Wenn ich morgen zum Frühstück fahre, wird sich das Panorama von Paris meinen Blicken enthüllen, Prospekt nach Prospekt: grüne Rasenflächen, weiße Gebäude, Villen im Schmucke der Blumen; heute fahr ich durch die glühweiße Hitze der Rue Blanche zum Frühstück. Der Rücken des Kutschers wird immer krummer vor Müdigkeit, und er wäre längst, vom Schlaf übermannt, zusammengesunken, wenn die großen Pflastersteine das Gefährt nicht von einer Seite auf die andre schuckelten. Noch müssen wir die Rue Lepic hinanklimmen; das arme, einer Ohnmacht nahe, kleine Tier wird nie imstande sein, mich bis zur Butte zu ziehn. Ich lasse deshalb meinen Wagen halten, teils aus Mitleid, teils weil ich die Rue Lepic studieren möchte, so typisch ist sie für die besseren unteren Volksschichten. In der Rue Blanche findet man portes-cochères, aber in der Rue Lepic sind die Haustüren eng, teilweise vergittert, und münden auf einen schmalen Gang, an dessen Ende, zwischen Wand und Treppe eingezwängt, kleine Zimmer liegen, in denen die Portierfrauen – ewig en camisole – beim Gemüseputzen und bei Näharbeiten sitzen. Die an die ausgebleichten gelben Wände zurückgeklappten Holzblenden lassen einen Streifen des weißen Bettvorhangs sehn und eine schwerfällige Frau von mittlerem Alter en camisole; sie geht hin und her zwischen dem Kochherd, darauf, in einem Blecheimer eingeweicht, ein Kaninchen liegt, und den Männern, die bei ihrem Handwerk im Fenster sitzen. Der Ledergeruch folgt mir mehrere Schritte. Ein paar Häuser weiter fitzt ein Mädchen und garniert einen Hut, daneben die Mutter. Das Mädchen blickt auf, blaß und erschöpft von der Hitze. An der nächsten Straßenecke wohnt der marchand de vins, gegenüber der schmutzige kleine charbonnier, und um ein Loch, das er seine boutique nennt, steht eine Gruppe Weiber in verschossenen Peignoirs und plumpen gestickten Pantoffeln. Sie tragen Körbe am Arm. Überall Spuren eines kärglichen, bescheidenen Lebens, aber nirgends der blöde arme Schlucker, der bei uns in London auf den Straßen so häufig ist – der Barfüßige, das scheue, ängstliche Geschöpf, der Mann, der an einer Rinde nagt und sich das schwarze, zerlumpte Hemd über die schwindsüchtige Brust zieht.

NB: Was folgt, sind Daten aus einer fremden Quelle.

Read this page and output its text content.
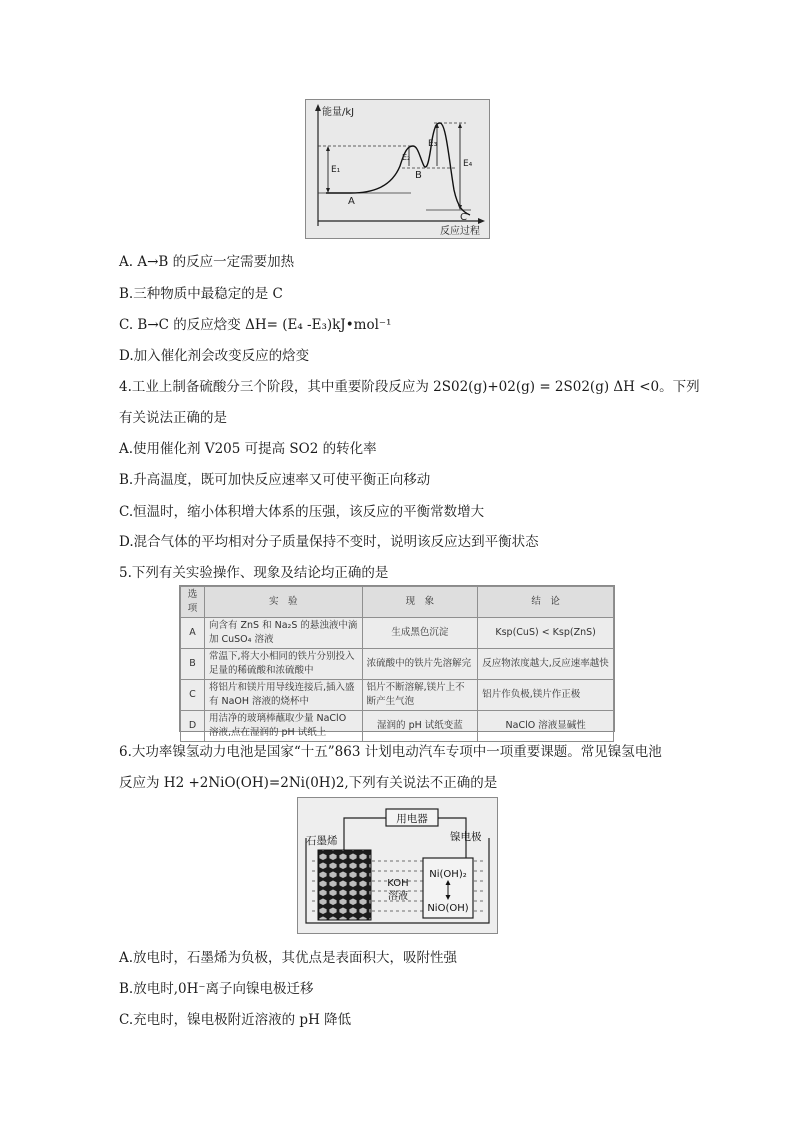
能量/kJ
反应过程
E₁
E₂
E₃
E₄
A
B
C
A. A→B 的反应一定需要加热
B.三种物质中最稳定的是 C
C. B→C 的反应焓变 ΔH= (E₄ -E₃)kJ•mol⁻¹
D.加入催化剂会改变反应的焓变
4.工业上制备硫酸分三个阶段，其中重要阶段反应为 2S02(g)+02(g) = 2S02(g) ΔH <0。下列
有关说法正确的是
A.使用催化剂 V205 可提高 SO2 的转化率
B.升高温度，既可加快反应速率又可使平衡正向移动
C.恒温时，缩小体积增大体系的压强，该反应的平衡常数增大
D.混合气体的平均相对分子质量保持不变时，说明该反应达到平衡状态
5.下列有关实验操作、现象及结论均正确的是
选 项	实　验	现　象	结　论
A	向含有 ZnS 和 Na₂S 的悬浊液中滴加 CuSO₄ 溶液	生成黑色沉淀	Ksp(CuS) < Ksp(ZnS)
B	常温下,将大小相同的铁片分别投入足量的稀硫酸和浓硫酸中	浓硫酸中的铁片先溶解完	反应物浓度越大,反应速率越快
C	将铝片和镁片用导线连接后,插入盛有 NaOH 溶液的烧杯中	铝片不断溶解,镁片上不断产生气泡	铝片作负极,镁片作正极
D	用洁净的玻璃棒蘸取少量 NaClO 溶液,点在湿润的 pH 试纸上	湿润的 pH 试纸变蓝	NaClO 溶液显碱性
6.大功率镍氢动力电池是国家“十五”863 计划电动汽车专项中一项重要课题。常见镍氢电池
反应为 H2 +2NiO(OH)=2Ni(0H)2,下列有关说法不正确的是
用电器
石墨烯	镍电极
KOH
溶液
Ni(OH)₂
NiO(OH)
A.放电时，石墨烯为负极，其优点是表面积大，吸附性强
B.放电时,0H⁻离子向镍电极迁移
C.充电时，镍电极附近溶液的 pH 降低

Der Asphalt ist kochend heiß, die Steine strahlen unerträgliche Wärme aus, meine Füße schmerzen und brennen. Am obern Ende der Straße komme ich in eine noch ärmere Gegend, eine noch steilere Straße, die jedoch so eng ist, daß sich die Häuserschatten schon über das Pflaster zu breiten begonnen haben. An ihrem Ende ist eine Treppe, darüber ein kleiner Grashügel, darüber eine Windmühle, die ihre schwarzen, regungslosen Flügel in die Luft streckt. Sie ist jetzt nämlich ein stummes Prunkstück, ein Reklameschild für das Tanzlokal Moulin de la Galette.

Die Straße wird auf der Höhe immer weißer, und an der Butte ist sie ganz leer, nur die weißen Strahlen der Mittagssonne füllen sie aus. Von dem blassen Himmel heben sich scharf ab eine verfallene Fassade und geborstene Säulen, die inmitten verwüsteter, von hohen, bröckligen, weißen Mauern umschlossener Gärten stehn. Ich blicke durch einen verfallenen Torbogen und sehe einen Springbrunnen plätschern, aber nirgends Bewohner, die zu diesen Häusern gehören – nur einen Arbeiter, eine Grisette, ein Kind, das in all dem Schutt weint. Die Butte Montmartre ist reich an Anregungen. Hier müssen früher vornehme Leute gewohnt haben. War diese Stätte wirtlich einmal unbebautes Land? Heut ist dort ein romantischer Müßiggang und Schlendrian zu Hause.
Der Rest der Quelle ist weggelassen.